INTERNATIONAL – L’annexion de la Crimée par la Russie et les opérations russes dans l’est de l’Ukraine ont éveillé ces derniers mois les craintes de la Lituanie, pays de trois millions habitants qui gardent le souvenir d’un demi-siècle d’occupation soviétique. Dans ce contexte tendu, le ministère de la Défense lituanien a publié un manuel de survie en cas d’invasion russe et de guerre sur son territoire.

Comme le rapportait l’agence Reuters jeudi 15 janvier, ce manuel doit être prochainement distribué dans des bibliothèques ainsi qu’à l’occasion d’événements militaires. Le gouvernement y appelle ses concitoyens à résister à toute occupation étrangère avec des manifestations et des grèves, ou au moins en « effectuant son travail moins bien que d’habitude ».

« Garder son sang froid, ne pas paniquer »

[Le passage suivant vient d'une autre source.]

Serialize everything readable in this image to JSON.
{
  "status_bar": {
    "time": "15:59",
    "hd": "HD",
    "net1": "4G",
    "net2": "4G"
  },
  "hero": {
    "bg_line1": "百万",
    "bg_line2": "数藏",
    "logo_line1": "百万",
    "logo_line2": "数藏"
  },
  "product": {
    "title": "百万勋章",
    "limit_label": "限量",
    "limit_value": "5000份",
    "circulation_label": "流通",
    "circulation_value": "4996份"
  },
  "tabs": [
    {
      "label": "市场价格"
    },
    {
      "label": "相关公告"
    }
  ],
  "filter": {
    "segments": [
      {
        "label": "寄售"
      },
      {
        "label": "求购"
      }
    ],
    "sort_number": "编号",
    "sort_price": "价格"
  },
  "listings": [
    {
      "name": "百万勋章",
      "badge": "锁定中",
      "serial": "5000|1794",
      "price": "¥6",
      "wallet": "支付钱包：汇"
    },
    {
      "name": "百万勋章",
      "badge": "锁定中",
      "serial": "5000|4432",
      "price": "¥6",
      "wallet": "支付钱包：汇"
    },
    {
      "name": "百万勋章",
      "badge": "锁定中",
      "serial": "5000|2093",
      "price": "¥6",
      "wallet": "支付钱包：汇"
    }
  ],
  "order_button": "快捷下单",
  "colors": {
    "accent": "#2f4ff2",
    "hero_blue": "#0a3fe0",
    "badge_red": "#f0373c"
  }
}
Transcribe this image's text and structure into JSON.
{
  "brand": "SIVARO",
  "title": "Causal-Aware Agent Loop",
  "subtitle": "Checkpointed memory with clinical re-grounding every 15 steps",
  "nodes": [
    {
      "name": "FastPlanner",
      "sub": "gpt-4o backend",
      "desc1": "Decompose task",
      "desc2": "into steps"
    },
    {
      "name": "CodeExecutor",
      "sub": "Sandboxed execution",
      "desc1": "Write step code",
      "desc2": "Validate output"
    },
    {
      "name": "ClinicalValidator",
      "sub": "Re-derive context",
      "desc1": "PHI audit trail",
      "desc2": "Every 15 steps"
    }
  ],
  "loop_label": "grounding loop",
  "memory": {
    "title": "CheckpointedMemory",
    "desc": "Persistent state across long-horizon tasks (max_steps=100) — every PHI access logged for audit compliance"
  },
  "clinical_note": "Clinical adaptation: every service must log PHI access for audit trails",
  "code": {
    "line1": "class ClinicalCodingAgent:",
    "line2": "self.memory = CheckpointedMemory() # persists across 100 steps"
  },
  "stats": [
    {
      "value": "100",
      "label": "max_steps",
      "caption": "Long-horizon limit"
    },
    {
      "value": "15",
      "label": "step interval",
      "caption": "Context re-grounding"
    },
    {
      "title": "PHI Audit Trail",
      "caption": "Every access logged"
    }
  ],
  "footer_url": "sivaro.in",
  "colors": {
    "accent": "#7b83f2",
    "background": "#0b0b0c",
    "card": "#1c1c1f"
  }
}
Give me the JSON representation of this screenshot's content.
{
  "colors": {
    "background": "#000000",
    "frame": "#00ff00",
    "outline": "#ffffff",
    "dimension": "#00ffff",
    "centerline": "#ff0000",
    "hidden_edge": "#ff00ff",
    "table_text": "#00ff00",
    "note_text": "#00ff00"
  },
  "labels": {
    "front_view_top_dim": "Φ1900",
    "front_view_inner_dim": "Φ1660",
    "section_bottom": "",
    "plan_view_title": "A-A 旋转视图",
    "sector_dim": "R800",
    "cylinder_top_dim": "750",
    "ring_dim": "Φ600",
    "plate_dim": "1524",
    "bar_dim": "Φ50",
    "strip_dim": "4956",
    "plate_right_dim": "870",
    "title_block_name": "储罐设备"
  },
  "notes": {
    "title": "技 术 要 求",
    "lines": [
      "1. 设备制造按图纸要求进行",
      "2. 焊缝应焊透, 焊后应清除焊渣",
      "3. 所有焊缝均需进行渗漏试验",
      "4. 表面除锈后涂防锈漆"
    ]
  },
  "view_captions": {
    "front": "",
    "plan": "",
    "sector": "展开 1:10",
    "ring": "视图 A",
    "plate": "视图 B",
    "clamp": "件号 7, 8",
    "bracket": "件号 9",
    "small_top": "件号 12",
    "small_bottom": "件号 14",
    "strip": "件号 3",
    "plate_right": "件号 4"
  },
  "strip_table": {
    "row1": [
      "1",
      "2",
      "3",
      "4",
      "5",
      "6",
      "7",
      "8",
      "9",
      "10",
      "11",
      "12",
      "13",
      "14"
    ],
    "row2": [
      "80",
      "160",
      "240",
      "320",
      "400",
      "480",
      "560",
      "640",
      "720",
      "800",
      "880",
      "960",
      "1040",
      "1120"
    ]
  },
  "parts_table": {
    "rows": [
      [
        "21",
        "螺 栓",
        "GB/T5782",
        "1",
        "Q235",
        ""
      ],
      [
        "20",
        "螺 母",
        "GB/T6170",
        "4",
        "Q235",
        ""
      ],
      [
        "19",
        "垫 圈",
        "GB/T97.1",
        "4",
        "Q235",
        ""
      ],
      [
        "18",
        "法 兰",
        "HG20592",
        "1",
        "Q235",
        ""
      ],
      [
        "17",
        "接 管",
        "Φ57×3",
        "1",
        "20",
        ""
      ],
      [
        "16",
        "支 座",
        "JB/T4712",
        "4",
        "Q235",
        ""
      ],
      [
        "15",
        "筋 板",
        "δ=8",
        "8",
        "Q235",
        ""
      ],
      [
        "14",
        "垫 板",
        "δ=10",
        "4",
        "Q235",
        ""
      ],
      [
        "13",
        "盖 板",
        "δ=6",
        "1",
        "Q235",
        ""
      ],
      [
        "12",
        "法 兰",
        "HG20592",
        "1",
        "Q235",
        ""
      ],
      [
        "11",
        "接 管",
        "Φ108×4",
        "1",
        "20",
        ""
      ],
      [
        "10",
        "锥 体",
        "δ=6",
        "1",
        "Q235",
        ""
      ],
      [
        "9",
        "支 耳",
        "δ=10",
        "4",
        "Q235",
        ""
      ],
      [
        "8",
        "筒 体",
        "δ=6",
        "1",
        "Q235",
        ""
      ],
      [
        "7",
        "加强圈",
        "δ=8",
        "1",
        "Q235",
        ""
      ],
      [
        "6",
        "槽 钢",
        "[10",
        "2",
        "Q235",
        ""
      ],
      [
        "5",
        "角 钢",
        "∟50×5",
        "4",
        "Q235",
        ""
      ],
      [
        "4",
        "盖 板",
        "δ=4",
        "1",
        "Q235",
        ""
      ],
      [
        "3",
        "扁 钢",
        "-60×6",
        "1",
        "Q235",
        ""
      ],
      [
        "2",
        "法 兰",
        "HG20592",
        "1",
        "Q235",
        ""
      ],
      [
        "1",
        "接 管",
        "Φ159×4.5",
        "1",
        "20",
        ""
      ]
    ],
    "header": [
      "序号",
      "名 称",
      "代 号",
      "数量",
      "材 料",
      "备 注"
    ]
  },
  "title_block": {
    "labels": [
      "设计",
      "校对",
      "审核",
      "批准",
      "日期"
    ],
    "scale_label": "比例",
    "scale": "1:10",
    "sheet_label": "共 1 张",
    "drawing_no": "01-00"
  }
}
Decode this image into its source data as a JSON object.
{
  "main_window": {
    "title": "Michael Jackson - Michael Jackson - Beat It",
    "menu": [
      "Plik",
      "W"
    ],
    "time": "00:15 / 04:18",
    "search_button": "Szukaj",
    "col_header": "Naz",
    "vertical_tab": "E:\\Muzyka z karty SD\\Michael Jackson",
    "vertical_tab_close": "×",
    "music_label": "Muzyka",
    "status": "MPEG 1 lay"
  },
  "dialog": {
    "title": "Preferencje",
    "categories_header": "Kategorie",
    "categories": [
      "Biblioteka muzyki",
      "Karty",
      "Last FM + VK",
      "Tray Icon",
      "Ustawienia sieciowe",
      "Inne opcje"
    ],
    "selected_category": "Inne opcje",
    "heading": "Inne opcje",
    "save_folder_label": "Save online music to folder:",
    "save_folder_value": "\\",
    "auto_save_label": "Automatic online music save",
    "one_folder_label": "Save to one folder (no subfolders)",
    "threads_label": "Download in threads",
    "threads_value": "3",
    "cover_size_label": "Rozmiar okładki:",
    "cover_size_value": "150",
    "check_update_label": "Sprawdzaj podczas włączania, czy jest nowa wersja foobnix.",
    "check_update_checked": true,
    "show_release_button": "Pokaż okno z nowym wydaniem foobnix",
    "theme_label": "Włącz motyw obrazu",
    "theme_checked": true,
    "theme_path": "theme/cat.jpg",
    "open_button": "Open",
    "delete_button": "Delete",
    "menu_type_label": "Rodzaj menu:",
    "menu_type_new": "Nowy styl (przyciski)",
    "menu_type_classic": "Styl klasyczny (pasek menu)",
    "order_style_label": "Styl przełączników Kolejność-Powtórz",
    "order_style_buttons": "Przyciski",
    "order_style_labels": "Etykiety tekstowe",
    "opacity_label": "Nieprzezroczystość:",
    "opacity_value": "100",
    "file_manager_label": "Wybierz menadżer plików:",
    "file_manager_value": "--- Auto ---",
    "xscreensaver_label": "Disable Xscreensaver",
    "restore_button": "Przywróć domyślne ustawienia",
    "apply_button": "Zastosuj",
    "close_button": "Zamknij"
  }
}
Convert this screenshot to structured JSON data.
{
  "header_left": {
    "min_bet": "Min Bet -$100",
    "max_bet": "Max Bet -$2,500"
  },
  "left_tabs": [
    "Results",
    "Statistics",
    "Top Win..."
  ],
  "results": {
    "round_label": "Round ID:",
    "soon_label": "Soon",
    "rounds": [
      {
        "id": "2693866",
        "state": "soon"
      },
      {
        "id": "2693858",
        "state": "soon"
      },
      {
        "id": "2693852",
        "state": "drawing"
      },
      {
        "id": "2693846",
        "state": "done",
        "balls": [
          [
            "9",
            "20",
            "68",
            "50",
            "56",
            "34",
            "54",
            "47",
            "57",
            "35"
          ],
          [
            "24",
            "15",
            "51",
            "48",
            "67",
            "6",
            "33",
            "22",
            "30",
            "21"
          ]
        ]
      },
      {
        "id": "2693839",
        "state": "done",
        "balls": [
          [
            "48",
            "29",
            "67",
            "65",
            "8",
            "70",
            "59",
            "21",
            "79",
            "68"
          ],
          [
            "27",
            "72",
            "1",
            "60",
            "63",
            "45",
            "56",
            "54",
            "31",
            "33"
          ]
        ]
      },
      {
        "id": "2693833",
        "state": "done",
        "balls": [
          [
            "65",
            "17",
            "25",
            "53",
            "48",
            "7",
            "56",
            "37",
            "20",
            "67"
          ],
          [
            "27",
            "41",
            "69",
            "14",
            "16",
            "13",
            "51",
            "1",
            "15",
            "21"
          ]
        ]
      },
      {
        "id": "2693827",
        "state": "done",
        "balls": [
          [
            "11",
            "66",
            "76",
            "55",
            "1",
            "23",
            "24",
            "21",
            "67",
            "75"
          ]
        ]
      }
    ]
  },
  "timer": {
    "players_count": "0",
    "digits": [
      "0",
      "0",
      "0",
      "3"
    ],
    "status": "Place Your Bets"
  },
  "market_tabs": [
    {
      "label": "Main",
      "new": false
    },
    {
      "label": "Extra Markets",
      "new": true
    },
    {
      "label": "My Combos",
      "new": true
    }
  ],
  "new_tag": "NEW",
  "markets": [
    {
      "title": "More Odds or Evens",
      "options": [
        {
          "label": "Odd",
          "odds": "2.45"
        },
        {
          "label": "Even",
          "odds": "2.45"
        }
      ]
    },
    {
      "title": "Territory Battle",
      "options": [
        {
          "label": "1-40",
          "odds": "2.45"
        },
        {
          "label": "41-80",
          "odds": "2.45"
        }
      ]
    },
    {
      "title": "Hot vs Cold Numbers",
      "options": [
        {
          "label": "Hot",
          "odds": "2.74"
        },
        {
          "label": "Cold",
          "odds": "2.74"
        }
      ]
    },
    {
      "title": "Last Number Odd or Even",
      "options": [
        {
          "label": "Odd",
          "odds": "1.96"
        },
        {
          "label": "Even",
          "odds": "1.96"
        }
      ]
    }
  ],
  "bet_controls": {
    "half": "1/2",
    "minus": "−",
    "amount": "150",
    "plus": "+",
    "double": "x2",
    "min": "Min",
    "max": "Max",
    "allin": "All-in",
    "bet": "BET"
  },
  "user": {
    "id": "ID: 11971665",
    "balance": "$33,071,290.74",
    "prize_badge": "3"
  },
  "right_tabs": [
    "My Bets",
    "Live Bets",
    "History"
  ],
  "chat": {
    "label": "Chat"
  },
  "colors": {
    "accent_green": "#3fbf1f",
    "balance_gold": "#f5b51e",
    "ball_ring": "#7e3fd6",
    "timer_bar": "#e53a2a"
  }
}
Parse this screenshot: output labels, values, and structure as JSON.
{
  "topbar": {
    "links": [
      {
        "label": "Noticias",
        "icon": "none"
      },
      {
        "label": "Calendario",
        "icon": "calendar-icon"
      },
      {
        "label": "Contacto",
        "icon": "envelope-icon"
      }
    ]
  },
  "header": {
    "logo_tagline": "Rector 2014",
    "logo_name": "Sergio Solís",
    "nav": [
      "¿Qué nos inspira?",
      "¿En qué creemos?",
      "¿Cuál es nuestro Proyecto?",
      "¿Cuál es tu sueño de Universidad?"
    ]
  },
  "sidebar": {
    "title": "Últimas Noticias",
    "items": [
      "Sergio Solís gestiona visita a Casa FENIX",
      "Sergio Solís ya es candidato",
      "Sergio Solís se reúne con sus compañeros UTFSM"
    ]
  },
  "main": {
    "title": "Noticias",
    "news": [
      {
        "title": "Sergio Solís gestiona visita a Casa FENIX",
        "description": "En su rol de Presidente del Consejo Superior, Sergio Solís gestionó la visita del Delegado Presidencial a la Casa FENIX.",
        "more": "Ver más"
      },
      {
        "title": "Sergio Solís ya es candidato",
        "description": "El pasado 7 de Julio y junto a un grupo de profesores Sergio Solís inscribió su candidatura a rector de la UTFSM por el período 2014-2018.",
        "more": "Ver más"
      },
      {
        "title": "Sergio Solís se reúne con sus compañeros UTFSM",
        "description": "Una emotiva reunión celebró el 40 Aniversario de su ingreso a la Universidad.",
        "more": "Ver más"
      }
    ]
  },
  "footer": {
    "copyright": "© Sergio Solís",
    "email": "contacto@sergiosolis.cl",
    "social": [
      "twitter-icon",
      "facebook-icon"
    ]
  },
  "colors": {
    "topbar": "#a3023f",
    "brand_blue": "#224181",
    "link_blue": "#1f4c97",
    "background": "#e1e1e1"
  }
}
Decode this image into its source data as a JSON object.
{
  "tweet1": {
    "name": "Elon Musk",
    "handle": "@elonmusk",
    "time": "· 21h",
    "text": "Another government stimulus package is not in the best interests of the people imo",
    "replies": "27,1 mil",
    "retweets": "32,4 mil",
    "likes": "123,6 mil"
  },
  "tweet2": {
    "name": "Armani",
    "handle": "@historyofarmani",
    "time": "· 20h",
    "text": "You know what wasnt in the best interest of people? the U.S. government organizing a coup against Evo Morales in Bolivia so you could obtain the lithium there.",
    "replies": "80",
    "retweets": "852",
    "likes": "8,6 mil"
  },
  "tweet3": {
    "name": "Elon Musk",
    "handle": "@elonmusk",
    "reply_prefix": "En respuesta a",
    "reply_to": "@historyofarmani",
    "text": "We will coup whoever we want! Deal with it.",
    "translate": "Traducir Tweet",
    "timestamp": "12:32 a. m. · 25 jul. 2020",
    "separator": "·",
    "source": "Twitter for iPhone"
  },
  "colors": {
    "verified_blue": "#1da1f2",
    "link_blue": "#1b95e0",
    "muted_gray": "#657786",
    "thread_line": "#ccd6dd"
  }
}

En cas d’invasion, le manuel invite aussi les Lituaniens à s’organiser via Facebook et Twitter, et à mener des cyberattaques contre l’envahisseur (en l’occurrence, la Russie). En tout état de cause, il est aussi demandé aux Lituaniens de « garder son sang froid, ne pas paniquer ». « Des coups de feu à votre fenêtre ne sont pas la fin du monde », peut-on y lire.

Contacté par Reuters, le ministre de la Défense lituanien, Juozas Olekas, a expliqué s’inspirer des « cas de la Géorgie et de l’Ukraine, qui ont perdu une partie de leur territoire ». A ces yeux, ces exemples montrent qu’il ne faut pas se comporter de la même façon, et que les Lituaniens « doivent se tenir prêts » en cas d’incursion russe.